Why AQI?

Why AQI? This is a question we hear on occasion, although maybe not always worded this way.

The AQI Chart helps viewers understand the connection between the current or forecast AQI level and its meaning for public health. The chart helps answer the question, "Why AQI?"

Sometimes it’s, “Why should I care about AQI?” Often, the people asking that question have a more basic question: “What is AQI?”

AQI, the abbreviation for Air Quality Index, a system for putting a number to a level of air pollution.

As AirNow.gov puts it, think of the AQI as a yardstick that runs from 0 to 500. The higher the AQI value, the greater the level of air pollution. Greater air pollution means the health concern is greater. An AQI value of 50 or below represents good air quality. In contrast, a value over 300 represents hazardous air quality.

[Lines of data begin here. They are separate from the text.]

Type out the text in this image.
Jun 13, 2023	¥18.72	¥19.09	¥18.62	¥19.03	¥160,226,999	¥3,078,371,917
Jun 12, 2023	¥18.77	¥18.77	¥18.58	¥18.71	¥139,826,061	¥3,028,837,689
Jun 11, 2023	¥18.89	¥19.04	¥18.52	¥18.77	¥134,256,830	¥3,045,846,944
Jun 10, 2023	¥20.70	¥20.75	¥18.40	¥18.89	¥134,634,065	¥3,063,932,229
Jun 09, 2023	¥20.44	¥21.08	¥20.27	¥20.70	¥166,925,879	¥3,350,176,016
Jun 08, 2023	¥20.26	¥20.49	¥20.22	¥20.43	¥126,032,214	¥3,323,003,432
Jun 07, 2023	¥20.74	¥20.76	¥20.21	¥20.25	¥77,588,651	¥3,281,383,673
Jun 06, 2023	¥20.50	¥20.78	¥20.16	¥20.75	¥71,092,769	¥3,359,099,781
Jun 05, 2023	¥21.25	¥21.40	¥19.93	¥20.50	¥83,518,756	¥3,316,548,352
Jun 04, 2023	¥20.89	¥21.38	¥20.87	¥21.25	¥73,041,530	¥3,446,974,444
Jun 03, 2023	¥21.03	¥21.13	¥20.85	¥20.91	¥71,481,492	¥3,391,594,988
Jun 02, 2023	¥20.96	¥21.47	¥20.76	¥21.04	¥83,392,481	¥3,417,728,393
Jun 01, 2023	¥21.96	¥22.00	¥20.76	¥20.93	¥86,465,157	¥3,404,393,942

For each pollutant an AQI value of 100 generally corresponds to an ambient air concentration. The concentration equals the level of the short-term national ambient air quality standard. That standard exists to protect public health.

We generally consider AQI values at or below 100 satisfactory. When AQI values are above 100, air quality is unhealthy: at first for certain sensitive groups of people, then for everyone as AQI values get higher.

The AQI is divided into six categories. Each category represents a different level of health concern. Each category also has a specific color. The colors easily show whether air quality is reaching unhealthy levels in their communities.

Communicating current air quality to the people who live, work and play in the Mojave Desert is essential to our mission.

Checking the AQI before you head outside is essential in planning any kind of activity outdoors. Additionally, understanding the AQI is crucial in times of poor or hazardous air quality, such as wildfire smoke.